There’s also a field of copper chairs, each atop a glass block, inscribed with the name of someone lost in the building. There are even smaller chairs for the children that were lost in the daycare. As tomorrow is Easter, some of the children’s chairs had Easter bunnies in them. A touching, telling reminder of the lights extinguished in this horror. As the sky grew darker, the chairs were lit in an eerie reminder of this loss.

As we walked around and read the plaques, we found out we were there just days before the ninth anniversary of this tragedy.

It is beautiful, and fitting, but a crying shame that it’s needed at all.

We were there too late to visit the museum — that’ll be on another trip.

Between the drive and trying to get our minds around this memorial, we found ourselves exhausted, and found a hotel near the airport, and crashed, hoping to be refreshed physically, spritually and mentally for tomorrow’s drive.

Good Friday

We went today to get our rental van. I was expecting a lackluster performance by the rental company (based on my last rental experience with them), but was pleasantly surprised.

When we pulled in, we were greeted, shown the vehicles in the class we were looking to rent, and helped with features and experiences with them. Really a class act, and a huge surprise from a low-dollar rental agency. Little do they know how many miles we’re gonna put on their vehicle!

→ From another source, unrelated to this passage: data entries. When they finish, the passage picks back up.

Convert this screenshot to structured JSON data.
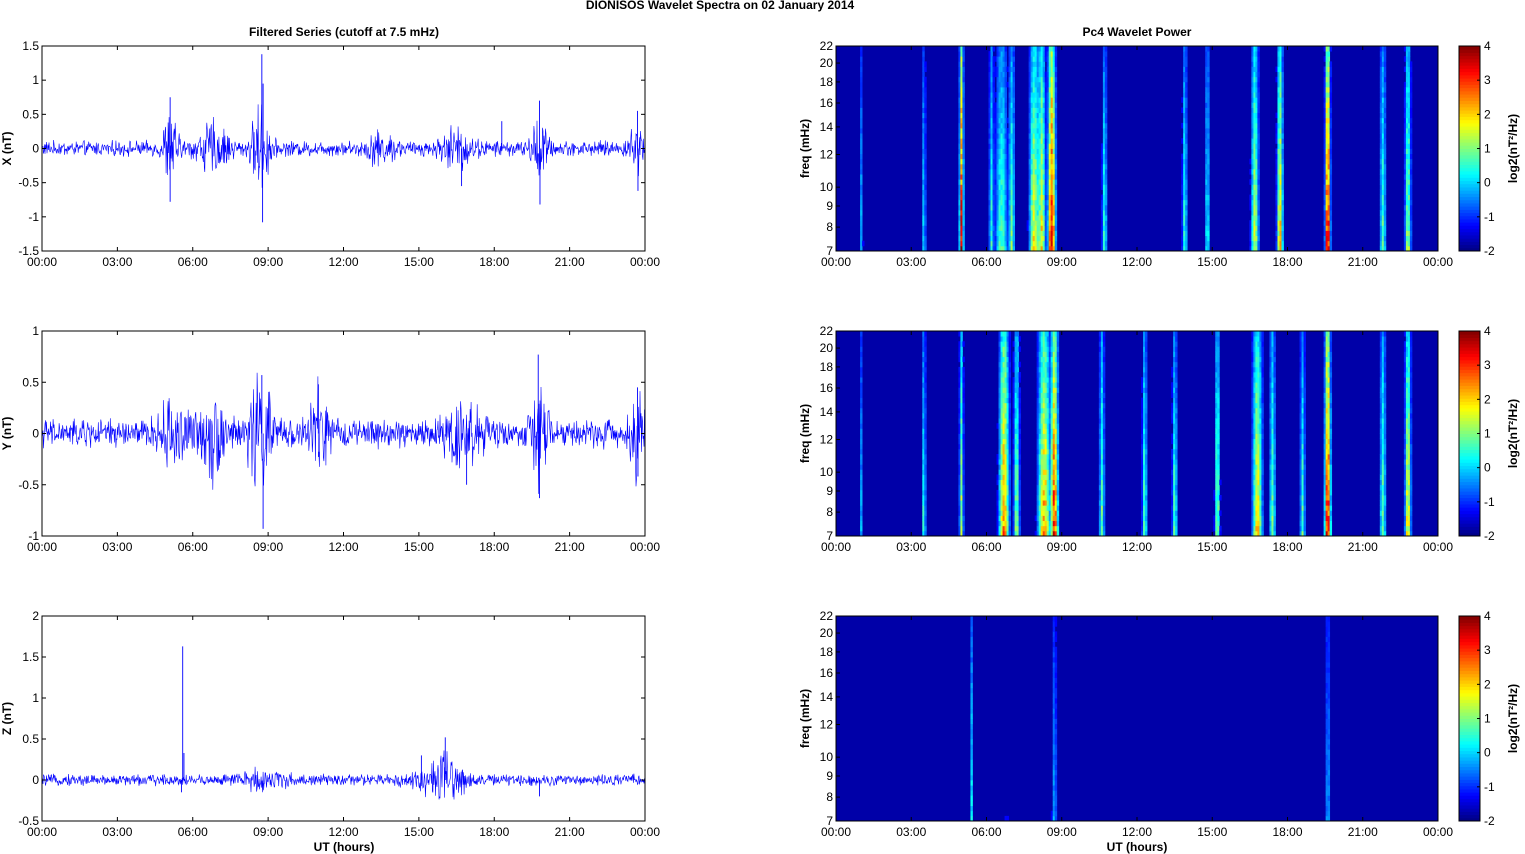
{
  "figure": {
    "title": "DIONISOS Wavelet Spectra on 02 January   2014",
    "left_title": "Filtered Series (cutoff at 7.5 mHz)",
    "right_title": "Pc4 Wavelet Power",
    "xlabel": "UT (hours)",
    "freq_label": "freq (mHz)",
    "colorbar_label": "log2(nT²/Hz)"
  },
  "chart_data": [
    {
      "type": "line",
      "panel": "X",
      "ylabel": "X (nT)",
      "xlim_hours": [
        0,
        24
      ],
      "ylim": [
        -1.5,
        1.5
      ],
      "yticks": [
        "-1.5",
        "-1",
        "-0.5",
        "0",
        "0.5",
        "1",
        "1.5"
      ],
      "xticks": [
        "00:00",
        "03:00",
        "06:00",
        "09:00",
        "12:00",
        "15:00",
        "18:00",
        "21:00",
        "00:00"
      ],
      "series": [
        {
          "color": "#0000ff",
          "baseline_amplitude": 0.08,
          "bursts": [
            [
              5.1,
              0.3,
              0.35
            ],
            [
              6.8,
              0.6,
              0.25
            ],
            [
              8.7,
              0.35,
              0.45
            ],
            [
              13.5,
              0.5,
              0.15
            ],
            [
              16.5,
              0.6,
              0.2
            ],
            [
              19.8,
              0.3,
              0.3
            ],
            [
              23.7,
              0.3,
              0.25
            ]
          ],
          "spikes": [
            [
              5.1,
              0.75
            ],
            [
              5.1,
              -0.78
            ],
            [
              8.75,
              1.38
            ],
            [
              8.78,
              -1.08
            ],
            [
              8.8,
              0.95
            ],
            [
              16.7,
              -0.55
            ],
            [
              19.8,
              0.7
            ],
            [
              19.82,
              -0.82
            ],
            [
              23.7,
              0.55
            ],
            [
              23.72,
              -0.62
            ],
            [
              18.3,
              0.4
            ]
          ]
        }
      ]
    },
    {
      "type": "line",
      "panel": "Y",
      "ylabel": "Y (nT)",
      "xlim_hours": [
        0,
        24
      ],
      "ylim": [
        -1,
        1
      ],
      "yticks": [
        "-1",
        "-0.5",
        "0",
        "0.5",
        "1"
      ],
      "xticks": [
        "00:00",
        "03:00",
        "06:00",
        "09:00",
        "12:00",
        "15:00",
        "18:00",
        "21:00",
        "00:00"
      ],
      "series": [
        {
          "color": "#0000ff",
          "baseline_amplitude": 0.1,
          "bursts": [
            [
              5.3,
              0.6,
              0.2
            ],
            [
              6.8,
              0.5,
              0.25
            ],
            [
              8.7,
              0.5,
              0.35
            ],
            [
              11.0,
              0.35,
              0.3
            ],
            [
              16.8,
              0.7,
              0.22
            ],
            [
              19.8,
              0.3,
              0.3
            ],
            [
              23.7,
              0.3,
              0.25
            ]
          ],
          "spikes": [
            [
              8.75,
              0.57
            ],
            [
              8.8,
              -0.93
            ],
            [
              19.75,
              0.77
            ],
            [
              19.8,
              -0.63
            ],
            [
              16.9,
              -0.5
            ],
            [
              23.7,
              0.45
            ],
            [
              23.72,
              -0.42
            ],
            [
              11.0,
              0.48
            ]
          ]
        }
      ]
    },
    {
      "type": "line",
      "panel": "Z",
      "ylabel": "Z (nT)",
      "xlim_hours": [
        0,
        24
      ],
      "ylim": [
        -0.5,
        2
      ],
      "yticks": [
        "-0.5",
        "0",
        "0.5",
        "1",
        "1.5",
        "2"
      ],
      "xticks": [
        "00:00",
        "03:00",
        "06:00",
        "09:00",
        "12:00",
        "15:00",
        "18:00",
        "21:00",
        "00:00"
      ],
      "series": [
        {
          "color": "#0000ff",
          "baseline_amplitude": 0.05,
          "bursts": [
            [
              8.8,
              0.8,
              0.08
            ],
            [
              15.7,
              1.0,
              0.1
            ],
            [
              16.2,
              0.5,
              0.15
            ]
          ],
          "spikes": [
            [
              5.6,
              1.63
            ],
            [
              5.65,
              0.33
            ],
            [
              5.55,
              -0.15
            ],
            [
              16.05,
              0.52
            ],
            [
              15.1,
              0.3
            ],
            [
              19.8,
              -0.2
            ]
          ]
        }
      ]
    },
    {
      "type": "heatmap",
      "panel": "X",
      "ylabel": "freq (mHz)",
      "yticks": [
        "7",
        "8",
        "9",
        "10",
        "12",
        "14",
        "16",
        "18",
        "20",
        "22"
      ],
      "ylim_mhz": [
        7,
        22
      ],
      "y_scale": "log",
      "xticks": [
        "00:00",
        "03:00",
        "06:00",
        "09:00",
        "12:00",
        "15:00",
        "18:00",
        "21:00",
        "00:00"
      ],
      "color_range": [
        -2,
        4
      ],
      "colorbar_ticks": [
        "-2",
        "-1",
        "0",
        "1",
        "2",
        "3",
        "4"
      ],
      "background_level": -2,
      "events": [
        [
          5.0,
          3.4,
          0.08
        ],
        [
          6.6,
          0.8,
          0.25
        ],
        [
          7.0,
          1.0,
          0.12
        ],
        [
          7.9,
          1.8,
          0.2
        ],
        [
          8.2,
          2.0,
          0.15
        ],
        [
          8.6,
          3.6,
          0.15
        ],
        [
          8.0,
          1.2,
          0.1
        ],
        [
          10.7,
          0.6,
          0.1
        ],
        [
          16.7,
          1.6,
          0.15
        ],
        [
          17.7,
          2.2,
          0.12
        ],
        [
          19.6,
          3.8,
          0.1
        ],
        [
          21.8,
          0.8,
          0.12
        ],
        [
          22.8,
          1.4,
          0.12
        ],
        [
          3.5,
          0.2,
          0.08
        ],
        [
          1.0,
          -0.2,
          0.08
        ],
        [
          13.9,
          0.6,
          0.1
        ],
        [
          14.8,
          0.4,
          0.1
        ],
        [
          6.2,
          0.6,
          0.1
        ]
      ]
    },
    {
      "type": "heatmap",
      "panel": "Y",
      "ylabel": "freq (mHz)",
      "yticks": [
        "7",
        "8",
        "9",
        "10",
        "12",
        "14",
        "16",
        "18",
        "20",
        "22"
      ],
      "ylim_mhz": [
        7,
        22
      ],
      "y_scale": "log",
      "xticks": [
        "00:00",
        "03:00",
        "06:00",
        "09:00",
        "12:00",
        "15:00",
        "18:00",
        "21:00",
        "00:00"
      ],
      "color_range": [
        -2,
        4
      ],
      "colorbar_ticks": [
        "-2",
        "-1",
        "0",
        "1",
        "2",
        "3",
        "4"
      ],
      "background_level": -2,
      "events": [
        [
          5.0,
          1.4,
          0.08
        ],
        [
          6.7,
          2.6,
          0.2
        ],
        [
          7.2,
          1.2,
          0.12
        ],
        [
          8.3,
          2.4,
          0.25
        ],
        [
          8.7,
          3.2,
          0.15
        ],
        [
          10.6,
          1.0,
          0.1
        ],
        [
          12.3,
          0.8,
          0.1
        ],
        [
          13.5,
          0.8,
          0.1
        ],
        [
          15.2,
          1.2,
          0.1
        ],
        [
          16.8,
          2.0,
          0.2
        ],
        [
          17.4,
          1.0,
          0.12
        ],
        [
          19.6,
          3.6,
          0.12
        ],
        [
          21.8,
          1.0,
          0.12
        ],
        [
          22.8,
          2.0,
          0.12
        ],
        [
          3.5,
          0.6,
          0.08
        ],
        [
          1.0,
          -0.2,
          0.08
        ],
        [
          18.6,
          0.8,
          0.1
        ]
      ]
    },
    {
      "type": "heatmap",
      "panel": "Z",
      "ylabel": "freq (mHz)",
      "yticks": [
        "7",
        "8",
        "9",
        "10",
        "12",
        "14",
        "16",
        "18",
        "20",
        "22"
      ],
      "ylim_mhz": [
        7,
        22
      ],
      "y_scale": "log",
      "xticks": [
        "00:00",
        "03:00",
        "06:00",
        "09:00",
        "12:00",
        "15:00",
        "18:00",
        "21:00",
        "00:00"
      ],
      "color_range": [
        -2,
        4
      ],
      "colorbar_ticks": [
        "-2",
        "-1",
        "0",
        "1",
        "2",
        "3",
        "4"
      ],
      "background_level": -2,
      "events": [
        [
          5.4,
          0.2,
          0.06
        ],
        [
          8.7,
          -0.2,
          0.1
        ],
        [
          19.6,
          -0.2,
          0.1
        ],
        [
          6.8,
          -1.2,
          0.1
        ],
        [
          11.0,
          -1.4,
          0.1
        ],
        [
          16.8,
          -1.4,
          0.1
        ]
      ]
    }
  ]
}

Beck and I packed and loaded most of the night, finally collapsing into sleep with items still to pack and load. Oh well!

How Much Is That Gasoline in the Window?

$1.799

Yup, you read it right. Another twenty cent increase in the price of a gallon of gas last night — the highest I’ve ever seen gas here. Unbelievable!

However, I did some figuring, and even a twenty cent hike only adds about $45 to the gas cost for our trip in a couple of weeks. That’s not horrible, but I know I’ll have sticker shock when I pay the man for the gas at each stop.

And, I’m sure that there will be places with much, much higher gas along the way. I wouldn’t be surprised to pay $2.50/gal somewhere along the way, probably the west coast or near the Grand Canyon.

Desert Music

$1.569

I was listening to the Gin Blossoms on the way home from work tonight, and it suddenly struck me that the desert was a catalyst for growth in my musical tastes.

I was sent to Phoenix in 1992 for an IBM OS/2 Technical Exchange — probably one of the best conferences I’ve ever been to. I rented a car out there, and after the conference, stuck a mag-mount antenna on the trunk, hooked up my HF radio (probably an Icom IC-757 GX II, I’d bet), and headed west toward Palm Springs. I was gonna meet up with someone I’d talked to on the radio for years, but hadn’t met in person.

As I tooled across the southern desert on I-10, I listened to an FM radio station out of Phoenix called “The Edge”. They played a kind of music I’d never heard in Chattanooga (which is where I was living at the time), and called it Alternative Rock.

I can’t remember all the music they were playing, but it was all new to me. 4 Non Blondes, The The, and The Gin Blossoms are all ones I remember hearing for the first time during that trip.

How appropriate that, upon the eve of our trip to the desert, I’m reminded of one of the impacts that stark landscape laid upon me.